The small country of Israel is located in the Middle East, about the size of New Jersey, next to Egypt and Jordan. It has many religious sites that are sacred for both Jews as well Muslims who live there too.
Its borders also border Lebanon which means it shares its ethnic background with those three countries, but they’re not all the same when you look at their cultures compared together.
Israel’s origins can be traced back to Abraham, who is considered the father of both Judaism and Islam. The descendants of Abraham, including his grandson Jacob are thought to have been enslaved by Egyptians for hundreds or possibly thousands upon their exit from Egypt. They settled in what is now known as Canaan which would later become Israel.
King David ruled the region around 1000 B.C. King Solomon, son of King David who became king built the first holy temple in ancient jerulesam. In about 931 B.CThe area was divided into two kingdoms: Israel in the north and Judah in the south.
The land that is now called Israel has seen a lot of conquerors over the centuries. In 722 Bc, an Assyrian empire invaded and destroyed what used to be the northern kingdom in ancient times- before it was replaced with another temple about 500 years later! Later on down through all these other cultures which included Persians, Greeks Romans & Arabs among others but most importantly when Jerusalem fell under Babylonian rule around 568 BC where they destruction triggered by destroying the first holy place at long last after refurbishing later known second Jewish temples.
From 1517 to 1917 much of the Middle East, along with what is today Israel, was ruled by the Ottoman Empire.
World War I changed the geopolitical landscape in Middle East. In 1917, at height of war and just before British Foreign Secretary Arthur James Balfour submitted his letter supporting establishment for Jewish homeland in Palastine known thereafter as “Balfours Declaration”, Ottoman empire dissolved leading up too modern Israel’s independence which eventually led on into forth conflicts such us second Holocaust.
Britain was given control of what became known as Palestine in 1920 by an Allied victory in World War I. The 400-year Ottoman Empire rule ended with this war. Great Britain took control over what became known as Palestine (modern-day Israel, Palestine and Jordan).
The League of Nations approved The Balfour Declaration and the British mandate over Palestine in 1922.

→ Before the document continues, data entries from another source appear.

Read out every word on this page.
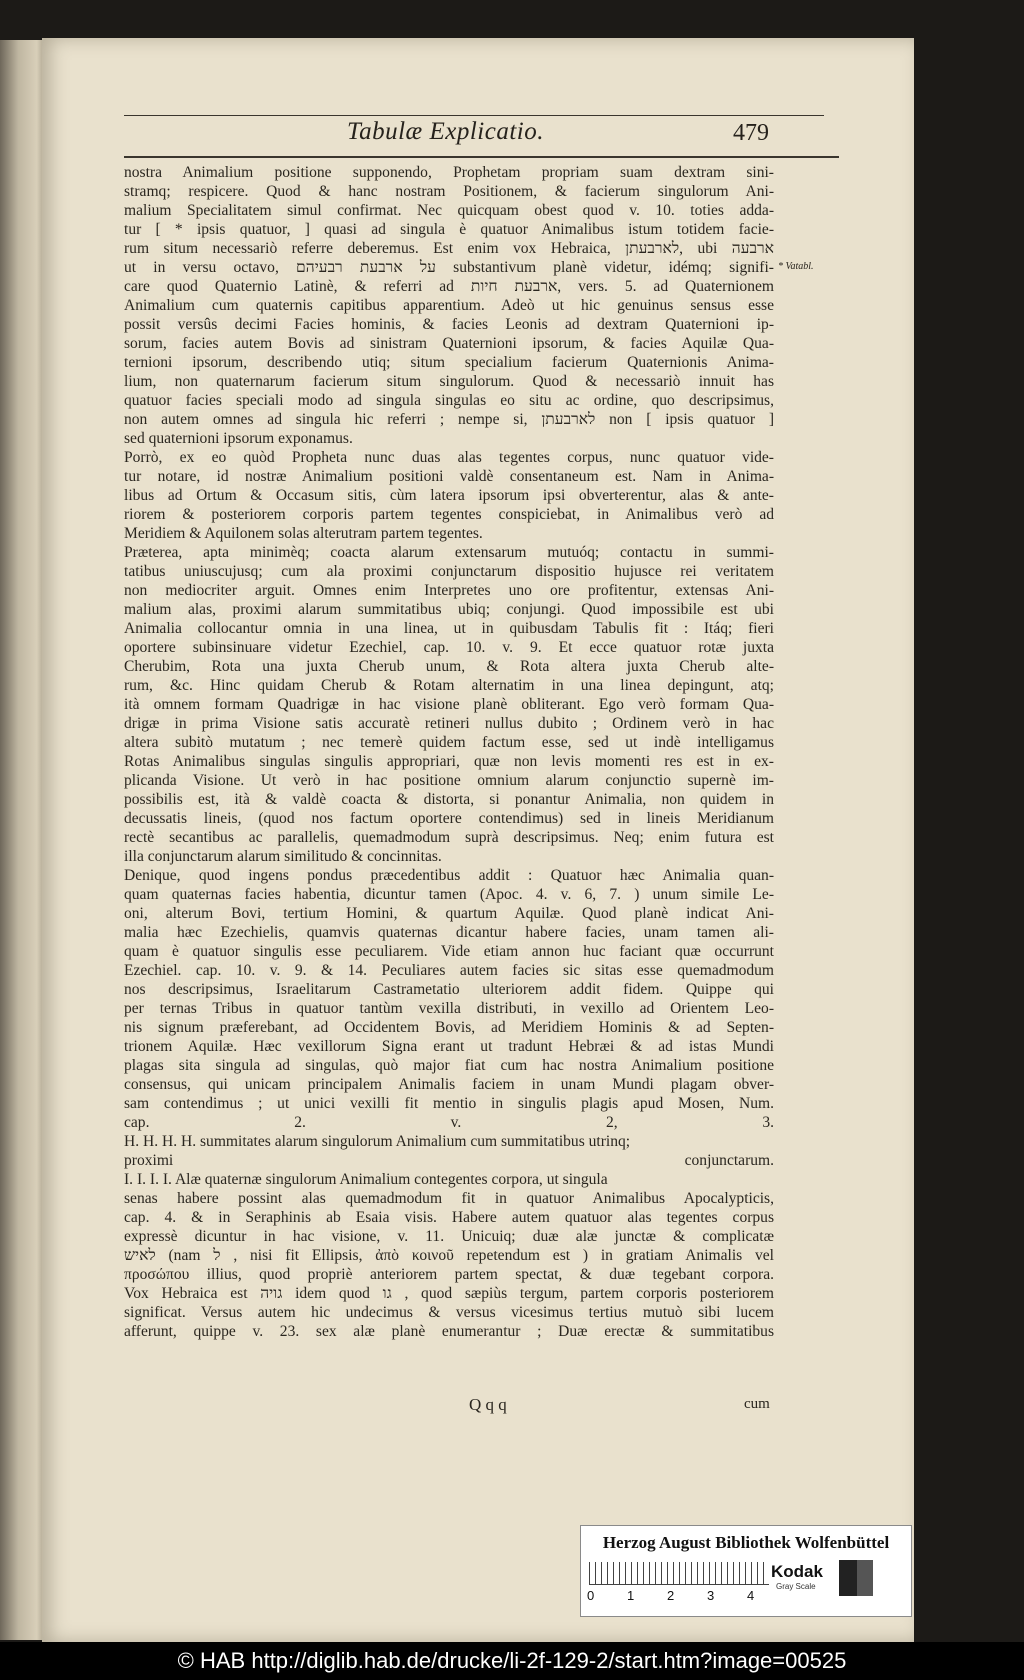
Tabulæ Explicatio.	479
* Vatabl.
nostra Animalium positione supponendo, Prophetam propriam suam dextram sini-
stramq; respicere. Quod & hanc nostram Positionem, & facierum singulorum Ani-
malium Specialitatem simul confirmat. Nec quicquam obest quod v. 10. toties adda-
tur [ * ipsis quatuor, ] quasi ad singula è quatuor Animalibus istum totidem facie-
rum situm necessariò referre deberemus. Est enim vox Hebraica, לארבעתן, ubi ארבעה
ut in versu octavo, על ארבעת רבעיהם substantivum planè videtur, idémq; signifi-
care quod Quaternio Latinè, & referri ad ארבעת חיות, vers. 5. ad Quaternionem
Animalium cum quaternis capitibus apparentium. Adeò ut hic genuinus sensus esse
possit versûs decimi Facies hominis, & facies Leonis ad dextram Quaternioni ip-
sorum, facies autem Bovis ad sinistram Quaternioni ipsorum, & facies Aquilæ Qua-
ternioni ipsorum, describendo utiq; situm specialium facierum Quaternionis Anima-
lium, non quaternarum facierum situm singulorum. Quod & necessariò innuit has
quatuor facies speciali modo ad singula singulas eo situ ac ordine, quo descripsimus,
non autem omnes ad singula hic referri ; nempe si, לארבעתן non [ ipsis quatuor ]
sed quaternioni ipsorum exponamus.
Porrò, ex eo quòd Propheta nunc duas alas tegentes corpus, nunc quatuor vide-
tur notare, id nostræ Animalium positioni valdè consentaneum est. Nam in Anima-
libus ad Ortum & Occasum sitis, cùm latera ipsorum ipsi obverterentur, alas & ante-
riorem & posteriorem corporis partem tegentes conspiciebat, in Animalibus verò ad
Meridiem & Aquilonem solas alterutram partem tegentes.
Præterea, apta minimèq; coacta alarum extensarum mutuóq; contactu in summi-
tatibus uniuscujusq; cum ala proximi conjunctarum dispositio hujusce rei veritatem
non mediocriter arguit. Omnes enim Interpretes uno ore profitentur, extensas Ani-
malium alas, proximi alarum summitatibus ubiq; conjungi. Quod impossibile est ubi
Animalia collocantur omnia in una linea, ut in quibusdam Tabulis fit : Itáq; fieri
oportere subinsinuare videtur Ezechiel, cap. 10. v. 9. Et ecce quatuor rotæ juxta
Cherubim, Rota una juxta Cherub unum, & Rota altera juxta Cherub alte-
rum, &c. Hinc quidam Cherub & Rotam alternatim in una linea depingunt, atq;
ità omnem formam Quadrigæ in hac visione planè obliterant. Ego verò formam Qua-
drigæ in prima Visione satis accuratè retineri nullus dubito ; Ordinem verò in hac
altera subitò mutatum ; nec temerè quidem factum esse, sed ut indè intelligamus
Rotas Animalibus singulas singulis appropriari, quæ non levis momenti res est in ex-
plicanda Visione. Ut verò in hac positione omnium alarum conjunctio supernè im-
possibilis est, ità & valdè coacta & distorta, si ponantur Animalia, non quidem in
decussatis lineis, (quod nos factum oportere contendimus) sed in lineis Meridianum
rectè secantibus ac parallelis, quemadmodum suprà descripsimus. Neq; enim futura est
illa conjunctarum alarum similitudo & concinnitas.
Denique, quod ingens pondus præcedentibus addit : Quatuor hæc Animalia quan-
quam quaternas facies habentia, dicuntur tamen (Apoc. 4. v. 6, 7. ) unum simile Le-
oni, alterum Bovi, tertium Homini, & quartum Aquilæ. Quod planè indicat Ani-
malia hæc Ezechielis, quamvis quaternas dicantur habere facies, unam tamen ali-
quam è quatuor singulis esse peculiarem. Vide etiam annon huc faciant quæ occurrunt
Ezechiel. cap. 10. v. 9. & 14. Peculiares autem facies sic sitas esse quemadmodum
nos descripsimus, Israelitarum Castrametatio ulteriorem addit fidem. Quippe qui
per ternas Tribus in quatuor tantùm vexilla distributi, in vexillo ad Orientem Leo-
nis signum præferebant, ad Occidentem Bovis, ad Meridiem Hominis & ad Septen-
trionem Aquilæ. Hæc vexillorum Signa erant ut tradunt Hebræi & ad istas Mundi
plagas sita singula ad singulas, quò major fiat cum hac nostra Animalium positione
consensus, qui unicam principalem Animalis faciem in unam Mundi plagam obver-
sam contendimus ; ut unici vexilli fit mentio in singulis plagis apud Mosen, Num.
cap. 2. v. 2, 3.
H. H. H. H. summitates alarum singulorum Animalium cum summitatibus utrinq;
proximi conjunctarum.
I. I. I. I. Alæ quaternæ singulorum Animalium contegentes corpora, ut singula
senas habere possint alas quemadmodum fit in quatuor Animalibus Apocalypticis,
cap. 4. & in Seraphinis ab Esaia visis. Habere autem quatuor alas tegentes corpus
expressè dicuntur in hac visione, v. 11. Unicuiq; duæ alæ junctæ & complicatæ
לאיש (nam ל , nisi fit Ellipsis, ἀπὸ κοινοῦ repetendum est ) in gratiam Animalis vel
προσώπου illius, quod propriè anteriorem partem spectat, & duæ tegebant corpora.
Vox Hebraica est גויה idem quod גו , quod sæpiùs tergum, partem corporis posteriorem
significat. Versus autem hic undecimus & versus vicesimus tertius mutuò sibi lucem
afferunt, quippe v. 23. sex alæ planè enumerantur ; Duæ erectæ & summitatibus
Q q q	cum
Herzog August Bibliothek Wolfenbüttel
0	1	2	3	4
Kodak
Gray Scale
© HAB http://diglib.hab.de/drucke/li-2f-129-2/start.htm?image=00525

In 1947, after World War II had ended and Britain gave up its control over Palestine to Zionists. The Jewish people were finally able to announce their independence as an independent nation-state with Jerusalem.
Jewish settlement in what is now called Israel began following the announcement of its independence. But five Arab nations immediately invaded, beginning what became known as The 1948 Arab-Israeli War–a civil war that would last until 1949 when an armistice agreement was signed by all sides involved with borders being established according to their desires at that time which included West Bank territory going over into Jordanian hands while Gaza remained Egyptian property.